Photo of Maria   Zuluaga Posada

Biotechnology & medicine

Maria Zuluaga Posada

Her robotic arm brace teaches, guides and corrects the hand movementsof people with motor disabilities

Year Honored

Latin America

Hails From

"While she worked as an au pair for a therapist in the United States, María Zuluaga discovered the challenges of therapies aimed at improving patients´ functional and cognitive abilities. She began to think about how technology, especially robotics, could deliver improvements to this field. And when a 16 year-old she was close to lost movement in his arm and was forced to learn how to execute certain daily activities, like writing, from scratch, this young Colombian rolled up her sleeves. The result was the design of a robotic arm that facilitates learning therapies, which has led to this mechatronic engineer´s inclusion in MIT Technology Review, Spanish edition´s Innovators Under 35 Colombia 2016.

The device designed by Zuluaga is an adaptable, robotic arm brace that guides the user through an exercise routine prescribed by a professional. The robotic brace will have three operating modes: full-guidance mode, correctional mode and feedback mode. One probable application would be for the therapist to ask the patient to draw a series of geometrical shapes. Initially, the device would guide the user´s arm through the correct movements. In a second step, the patient would perform the same exercises on their own, and the robotic arm would only perform corrections. In the final step, the device would notify the user of errors through a light display.
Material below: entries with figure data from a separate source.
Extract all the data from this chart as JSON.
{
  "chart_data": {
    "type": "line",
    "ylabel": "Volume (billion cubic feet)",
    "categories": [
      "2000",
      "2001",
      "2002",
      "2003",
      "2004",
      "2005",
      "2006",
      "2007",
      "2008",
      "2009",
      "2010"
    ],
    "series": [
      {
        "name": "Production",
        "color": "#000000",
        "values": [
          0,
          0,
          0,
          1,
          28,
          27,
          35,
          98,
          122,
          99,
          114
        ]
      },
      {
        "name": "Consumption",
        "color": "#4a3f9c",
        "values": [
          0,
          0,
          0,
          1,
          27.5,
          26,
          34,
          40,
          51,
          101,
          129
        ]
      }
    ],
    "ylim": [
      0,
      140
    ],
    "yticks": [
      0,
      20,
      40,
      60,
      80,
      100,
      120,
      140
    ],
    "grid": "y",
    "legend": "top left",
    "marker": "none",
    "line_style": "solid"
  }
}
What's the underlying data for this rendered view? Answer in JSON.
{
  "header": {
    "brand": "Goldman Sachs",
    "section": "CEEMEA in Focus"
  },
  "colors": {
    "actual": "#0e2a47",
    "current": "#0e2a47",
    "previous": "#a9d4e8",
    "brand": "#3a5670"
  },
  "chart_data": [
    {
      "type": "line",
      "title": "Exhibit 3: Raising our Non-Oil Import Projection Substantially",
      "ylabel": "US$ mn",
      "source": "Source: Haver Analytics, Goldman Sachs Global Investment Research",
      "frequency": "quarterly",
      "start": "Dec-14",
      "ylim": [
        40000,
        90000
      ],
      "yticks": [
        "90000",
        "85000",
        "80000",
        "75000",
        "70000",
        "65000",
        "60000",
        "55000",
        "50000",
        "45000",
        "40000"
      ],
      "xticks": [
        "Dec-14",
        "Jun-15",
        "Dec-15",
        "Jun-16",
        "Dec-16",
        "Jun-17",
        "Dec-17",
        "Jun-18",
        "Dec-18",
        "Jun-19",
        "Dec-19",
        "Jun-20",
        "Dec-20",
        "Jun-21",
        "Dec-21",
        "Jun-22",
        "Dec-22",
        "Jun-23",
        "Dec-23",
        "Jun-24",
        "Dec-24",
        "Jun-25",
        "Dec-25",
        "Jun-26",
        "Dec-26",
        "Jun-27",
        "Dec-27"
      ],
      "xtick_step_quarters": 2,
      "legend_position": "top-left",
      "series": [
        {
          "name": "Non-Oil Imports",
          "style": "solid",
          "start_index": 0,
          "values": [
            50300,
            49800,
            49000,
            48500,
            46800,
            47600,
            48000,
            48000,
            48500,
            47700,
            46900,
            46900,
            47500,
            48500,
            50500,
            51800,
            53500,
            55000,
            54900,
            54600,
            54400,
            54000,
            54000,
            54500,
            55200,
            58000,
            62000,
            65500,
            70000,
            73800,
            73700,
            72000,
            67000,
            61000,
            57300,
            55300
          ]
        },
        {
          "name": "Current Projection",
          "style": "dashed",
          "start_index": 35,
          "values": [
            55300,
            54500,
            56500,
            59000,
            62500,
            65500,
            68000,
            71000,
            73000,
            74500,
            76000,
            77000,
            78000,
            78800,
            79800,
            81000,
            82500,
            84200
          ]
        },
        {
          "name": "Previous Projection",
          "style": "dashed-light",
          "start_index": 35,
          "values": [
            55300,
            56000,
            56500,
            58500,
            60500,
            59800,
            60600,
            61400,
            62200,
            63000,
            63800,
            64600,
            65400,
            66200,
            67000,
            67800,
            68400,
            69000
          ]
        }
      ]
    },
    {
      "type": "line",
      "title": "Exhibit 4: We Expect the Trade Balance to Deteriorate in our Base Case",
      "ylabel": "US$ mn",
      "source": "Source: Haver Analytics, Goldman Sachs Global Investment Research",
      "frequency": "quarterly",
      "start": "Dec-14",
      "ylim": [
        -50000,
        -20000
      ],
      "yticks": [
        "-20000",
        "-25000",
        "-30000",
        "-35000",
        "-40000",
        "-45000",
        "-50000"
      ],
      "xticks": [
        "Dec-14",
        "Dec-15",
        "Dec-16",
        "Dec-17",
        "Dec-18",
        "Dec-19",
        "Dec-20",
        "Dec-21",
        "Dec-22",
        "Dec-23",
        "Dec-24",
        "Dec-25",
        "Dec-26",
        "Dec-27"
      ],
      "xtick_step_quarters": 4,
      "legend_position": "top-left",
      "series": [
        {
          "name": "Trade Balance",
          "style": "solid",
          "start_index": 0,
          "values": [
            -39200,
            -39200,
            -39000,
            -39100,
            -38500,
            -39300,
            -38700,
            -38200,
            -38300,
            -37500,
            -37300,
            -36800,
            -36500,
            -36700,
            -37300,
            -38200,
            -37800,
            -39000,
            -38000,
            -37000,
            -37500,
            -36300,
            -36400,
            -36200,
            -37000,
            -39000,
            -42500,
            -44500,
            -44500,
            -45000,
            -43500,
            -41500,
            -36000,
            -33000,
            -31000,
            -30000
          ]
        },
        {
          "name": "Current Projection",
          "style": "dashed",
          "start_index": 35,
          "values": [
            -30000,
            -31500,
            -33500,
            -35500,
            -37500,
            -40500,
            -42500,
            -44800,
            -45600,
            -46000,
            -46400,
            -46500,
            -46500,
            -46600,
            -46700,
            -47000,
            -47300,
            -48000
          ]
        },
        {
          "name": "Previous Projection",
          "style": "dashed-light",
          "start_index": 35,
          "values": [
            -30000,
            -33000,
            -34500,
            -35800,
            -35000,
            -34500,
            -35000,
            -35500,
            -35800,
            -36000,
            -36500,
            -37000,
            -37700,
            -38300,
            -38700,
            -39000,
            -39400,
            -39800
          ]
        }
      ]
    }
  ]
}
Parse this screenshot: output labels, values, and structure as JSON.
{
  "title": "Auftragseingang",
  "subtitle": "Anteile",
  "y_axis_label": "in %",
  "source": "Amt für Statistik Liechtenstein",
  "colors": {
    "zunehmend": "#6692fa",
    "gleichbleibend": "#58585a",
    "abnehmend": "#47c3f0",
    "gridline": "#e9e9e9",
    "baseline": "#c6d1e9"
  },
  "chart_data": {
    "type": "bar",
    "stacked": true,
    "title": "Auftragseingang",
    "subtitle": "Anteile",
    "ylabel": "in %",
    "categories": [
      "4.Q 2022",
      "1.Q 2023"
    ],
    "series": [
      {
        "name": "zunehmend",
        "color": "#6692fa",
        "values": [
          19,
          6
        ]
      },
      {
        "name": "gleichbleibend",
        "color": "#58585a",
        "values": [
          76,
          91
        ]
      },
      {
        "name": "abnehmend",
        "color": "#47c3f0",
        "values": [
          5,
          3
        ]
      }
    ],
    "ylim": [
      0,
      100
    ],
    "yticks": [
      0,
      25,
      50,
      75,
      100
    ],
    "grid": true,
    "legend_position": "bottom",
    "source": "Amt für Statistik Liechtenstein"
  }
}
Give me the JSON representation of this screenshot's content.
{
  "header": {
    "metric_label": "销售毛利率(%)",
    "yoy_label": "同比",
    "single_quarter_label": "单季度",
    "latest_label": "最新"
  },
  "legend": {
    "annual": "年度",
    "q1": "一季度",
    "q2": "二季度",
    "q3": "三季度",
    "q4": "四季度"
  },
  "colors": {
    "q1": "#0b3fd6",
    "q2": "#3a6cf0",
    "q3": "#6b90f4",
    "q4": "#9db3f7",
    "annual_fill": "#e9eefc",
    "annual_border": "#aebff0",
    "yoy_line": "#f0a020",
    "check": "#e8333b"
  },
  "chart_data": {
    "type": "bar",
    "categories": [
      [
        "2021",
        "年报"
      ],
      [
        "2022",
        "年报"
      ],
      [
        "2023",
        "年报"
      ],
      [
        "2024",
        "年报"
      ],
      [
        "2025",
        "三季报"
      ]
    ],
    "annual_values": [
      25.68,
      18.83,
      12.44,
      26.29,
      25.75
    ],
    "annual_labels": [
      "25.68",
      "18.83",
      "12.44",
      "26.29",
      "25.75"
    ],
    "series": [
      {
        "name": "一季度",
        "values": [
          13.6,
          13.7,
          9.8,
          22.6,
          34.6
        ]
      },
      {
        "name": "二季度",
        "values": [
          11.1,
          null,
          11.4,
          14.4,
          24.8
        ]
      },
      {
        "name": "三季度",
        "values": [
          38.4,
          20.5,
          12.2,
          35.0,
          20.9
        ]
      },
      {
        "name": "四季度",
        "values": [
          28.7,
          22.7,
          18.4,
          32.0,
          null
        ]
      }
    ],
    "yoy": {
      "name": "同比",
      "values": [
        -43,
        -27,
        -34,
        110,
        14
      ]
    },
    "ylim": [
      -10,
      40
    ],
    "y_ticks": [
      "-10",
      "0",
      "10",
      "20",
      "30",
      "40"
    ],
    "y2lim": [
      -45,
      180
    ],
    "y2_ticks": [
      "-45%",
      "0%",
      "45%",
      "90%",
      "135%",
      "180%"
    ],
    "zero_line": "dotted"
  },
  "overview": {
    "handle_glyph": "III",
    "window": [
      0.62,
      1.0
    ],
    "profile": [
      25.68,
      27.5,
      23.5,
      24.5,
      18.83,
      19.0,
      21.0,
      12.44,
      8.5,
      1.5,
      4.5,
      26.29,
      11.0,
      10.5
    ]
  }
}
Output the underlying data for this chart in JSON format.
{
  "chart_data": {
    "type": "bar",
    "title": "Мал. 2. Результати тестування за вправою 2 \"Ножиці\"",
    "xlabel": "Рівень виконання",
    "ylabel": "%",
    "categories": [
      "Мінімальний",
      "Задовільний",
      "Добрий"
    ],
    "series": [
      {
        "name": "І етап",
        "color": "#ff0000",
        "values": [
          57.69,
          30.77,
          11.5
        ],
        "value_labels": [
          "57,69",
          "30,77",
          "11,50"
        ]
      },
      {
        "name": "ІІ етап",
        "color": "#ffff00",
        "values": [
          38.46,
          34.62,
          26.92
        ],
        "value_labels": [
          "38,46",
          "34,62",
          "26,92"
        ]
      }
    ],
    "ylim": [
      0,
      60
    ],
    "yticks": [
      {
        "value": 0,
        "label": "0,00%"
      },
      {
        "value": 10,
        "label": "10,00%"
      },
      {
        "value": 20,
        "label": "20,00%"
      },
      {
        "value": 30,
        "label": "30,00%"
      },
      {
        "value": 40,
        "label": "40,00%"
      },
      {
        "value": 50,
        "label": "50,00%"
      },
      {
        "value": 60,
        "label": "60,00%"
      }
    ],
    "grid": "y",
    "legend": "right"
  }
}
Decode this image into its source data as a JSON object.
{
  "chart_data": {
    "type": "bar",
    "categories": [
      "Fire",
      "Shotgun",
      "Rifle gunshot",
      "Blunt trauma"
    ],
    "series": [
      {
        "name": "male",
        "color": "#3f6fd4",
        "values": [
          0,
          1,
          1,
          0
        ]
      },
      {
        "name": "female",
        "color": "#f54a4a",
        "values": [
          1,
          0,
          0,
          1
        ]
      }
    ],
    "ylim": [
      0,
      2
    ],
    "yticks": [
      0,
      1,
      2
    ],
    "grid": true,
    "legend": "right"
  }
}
The initial design was Zuluaga´s final undergraduate project, but a short time later she had produced a prototype capable of guiding the user´s hand but without the ability to counteract the force applied by the brace. Now she is working on the design of a new, adaptable prototype focused on the first operating mode for clinical trials. The young innovator describes her plans: ""In approximately one year we will have a working prototype, ready for trials."" And the final product with all three operating modes could be ready ""within a maximum of five years.""

The project´s biggest challenge is to integrate all three operating modes into a single device which can adapt to any patient which is affordable, portable and easy for therapists to use. The adaptability has already been achieved. ""The brace´s design for the gripper was very difficult but from the start it was designed in order to adapt to different kinds of hands,"" the young engineer recalls. So the device can be adjusted to fit any size simply and easily through a part located at one end of the brace."